Sì, lo ammetto: sono un sognatore. Oggi, che non ho più 5 anni, e ho anche passato da un po’ i 12, non riesco proprio a sentirmi a mio agio con l’idea di aspettare con ansia il giorno di Natale, per aprire i pacchi regalo. Purtroppo non trovo più emozionante strappare quell’incarto, che è costato tanti alberi e tante cure, giusto per essere avvolto attorno a un pacco per fare bella mostra di sé in quei 30 secondi necessari a me per farne un rifiuto. Non trovo emozionante pensare a quanto tutti abbiamo dovuto lavorare per pagare quelle carte, e quei regali. Non mi emoziona neppure il pensiero di quei cumuli di rifiuti fuori dalle porte delle nostre casette che sprigionano calore nei primi giorni d’inverno, bruciando gas che magari – giusto per esempio – è costato qualche guerra.

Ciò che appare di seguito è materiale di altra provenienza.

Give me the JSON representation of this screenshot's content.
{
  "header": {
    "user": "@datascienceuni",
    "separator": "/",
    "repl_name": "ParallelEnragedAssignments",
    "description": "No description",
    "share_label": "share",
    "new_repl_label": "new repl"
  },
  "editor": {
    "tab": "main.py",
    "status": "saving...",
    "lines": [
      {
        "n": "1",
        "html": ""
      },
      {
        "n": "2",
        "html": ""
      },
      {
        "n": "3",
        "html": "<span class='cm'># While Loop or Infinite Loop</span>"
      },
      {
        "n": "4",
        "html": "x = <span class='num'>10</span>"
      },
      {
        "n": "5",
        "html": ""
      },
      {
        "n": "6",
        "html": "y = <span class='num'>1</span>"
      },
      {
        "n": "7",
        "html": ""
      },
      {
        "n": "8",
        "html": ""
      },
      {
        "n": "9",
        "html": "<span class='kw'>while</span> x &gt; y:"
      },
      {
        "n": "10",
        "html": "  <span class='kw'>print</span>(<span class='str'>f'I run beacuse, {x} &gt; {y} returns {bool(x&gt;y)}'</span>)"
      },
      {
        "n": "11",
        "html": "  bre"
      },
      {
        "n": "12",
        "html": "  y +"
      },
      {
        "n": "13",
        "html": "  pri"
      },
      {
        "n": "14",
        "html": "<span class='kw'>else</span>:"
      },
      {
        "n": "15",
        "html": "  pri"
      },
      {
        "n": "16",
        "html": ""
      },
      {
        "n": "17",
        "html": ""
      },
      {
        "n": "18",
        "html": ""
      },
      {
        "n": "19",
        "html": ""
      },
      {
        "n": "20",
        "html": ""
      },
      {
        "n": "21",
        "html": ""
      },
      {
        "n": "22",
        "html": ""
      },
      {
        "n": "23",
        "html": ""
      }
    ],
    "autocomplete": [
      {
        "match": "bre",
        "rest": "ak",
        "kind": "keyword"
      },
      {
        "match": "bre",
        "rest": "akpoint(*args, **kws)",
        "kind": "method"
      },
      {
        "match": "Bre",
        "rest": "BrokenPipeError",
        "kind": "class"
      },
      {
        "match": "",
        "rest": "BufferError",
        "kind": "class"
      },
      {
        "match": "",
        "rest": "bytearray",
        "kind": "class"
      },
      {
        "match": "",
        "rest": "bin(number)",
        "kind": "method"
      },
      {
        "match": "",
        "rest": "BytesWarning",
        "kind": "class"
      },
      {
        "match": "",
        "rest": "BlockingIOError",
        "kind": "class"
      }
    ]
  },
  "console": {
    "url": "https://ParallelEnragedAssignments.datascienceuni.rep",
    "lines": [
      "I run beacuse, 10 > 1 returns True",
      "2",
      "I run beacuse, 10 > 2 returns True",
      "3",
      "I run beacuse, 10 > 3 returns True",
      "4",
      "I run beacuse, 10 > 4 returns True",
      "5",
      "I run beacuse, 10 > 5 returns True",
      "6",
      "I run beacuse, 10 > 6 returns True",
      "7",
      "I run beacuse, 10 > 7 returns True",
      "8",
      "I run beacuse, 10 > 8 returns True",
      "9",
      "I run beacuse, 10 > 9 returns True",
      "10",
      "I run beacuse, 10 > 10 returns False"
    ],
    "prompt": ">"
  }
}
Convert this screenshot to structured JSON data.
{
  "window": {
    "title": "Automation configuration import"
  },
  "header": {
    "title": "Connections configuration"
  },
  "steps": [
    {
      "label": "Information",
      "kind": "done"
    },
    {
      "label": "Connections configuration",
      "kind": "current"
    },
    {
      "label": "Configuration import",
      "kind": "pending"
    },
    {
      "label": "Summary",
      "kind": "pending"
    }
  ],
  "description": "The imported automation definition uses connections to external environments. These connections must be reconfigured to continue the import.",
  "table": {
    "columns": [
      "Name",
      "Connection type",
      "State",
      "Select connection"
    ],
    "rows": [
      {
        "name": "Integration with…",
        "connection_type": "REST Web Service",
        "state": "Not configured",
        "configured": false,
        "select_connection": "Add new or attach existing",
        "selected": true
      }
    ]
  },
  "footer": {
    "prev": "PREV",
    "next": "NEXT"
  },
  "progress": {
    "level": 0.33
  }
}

Piuttosto, mi viene da pensare a qualche articolo che ho letto recentemente, in cui climatologi e scienziati vari si dicono estremamente preoccupati poiché le soluzioni al loro vaglio per ridurre il riscaldamento globale rischiano di essere perfino più dannose e imprevedibili della stessa minaccia che tentano di arginare. Si parla, per esempio, di aerosol diffusi nell’atmosfera per creare una sorta di coltre artificiale simil-eruzione vulcanica, in modo da raffreddare la Terra con una specie di inverno nucleare. Tutto ciò perché non c’è speranza di riuscire a ridurre le emissioni, e il tempo utile perché ciò possa essere fatto scarseggia sempre più: ora si parla di meno di 20 anni. Insomma, la specie umana preferisce 20 anni di “baldoria” alla sopravvivenza della specie stessa, o perlomeno al vivere in un mondo ospitale.

Un altro articolo spiegava che gli Stati Uniti, dopo anni di resistenze, hanno sottoscritto l’impegno a ridurre le emissioni di CO2 del 28% entro il 2030, che – detto in altri termini – significa continuare a inquinare per altri 16 anni poco meno di oggi, e – forse – tra 16 anni continuare a farlo al 72% di oggi.

Certo, di fronte a tutto ciò, è utopistico pensare che le persone, cioè noi, possano cambiare, che si possa tutti come singoli fare rinunce quotidiane, così determinando un sistema diverso e un cambiamento di massa.

Ecco, se proprio dobbiamo avere un mondo diviso tra aridi deserti, dove prima c’erano foreste rigogliose, e paludi di fango e cemento, sarebbe già qualcosa sapere che la causa non sono state le nostre dipendenze, per esempio da una bistecca, dalla frenesia del trasporto automobilistico, o da pacchi e pacchetti tanto colorati quanto effimeri.

Sì, forse la mia idea di un Natale senza lucine per le strade sarà triste e squallida, ma continuo a preferirla a quella di strade future, comunque prive di lucine, ma prive anche della luce del sole, sommerse dall’acqua e affollate di gente che non sa dove andare o come sopravvivere.

Ma, del resto, che importa se anche così dovesse essere? A noi bastano, oggi, le lucine!

Concludo: forse tutti noi dovremmo uscire dalla visione del Natale e della vita di un 12enne che si emoziona per le lucine e i pacchetti e i giocattoli. Forse dovremmo ripensare con le nostre teste a quelle “tradizioni” che abbiamo ereditato, e chiederci quali rituali stiamo perpetuando, quali stereotipi stiamo incarnando, e che senso abbia nasconderli dietro all’ipocrisia del “volersi bene” e dello “stare insieme”: per fare tutto questo non occorre né un giorno del calendario, né una serie di giochini o di liste dei desideri, né tantomeno farsi schiavi del lavoro per potersi permettere tutto ciò.

Il mio sogno, per questo Natale, e per quelli a venire, è di non trovare affatto regali sotto l’albero, e, anzi, di non trovare neppure alcun albero, se non nelle foreste, dove devono stare, mentre quelli che provano per me affetto, e per i quali io ne provo, spero di averli accanto ogni giorno in cui ciò sarà possibile, non soltanto in quelli “di rito”.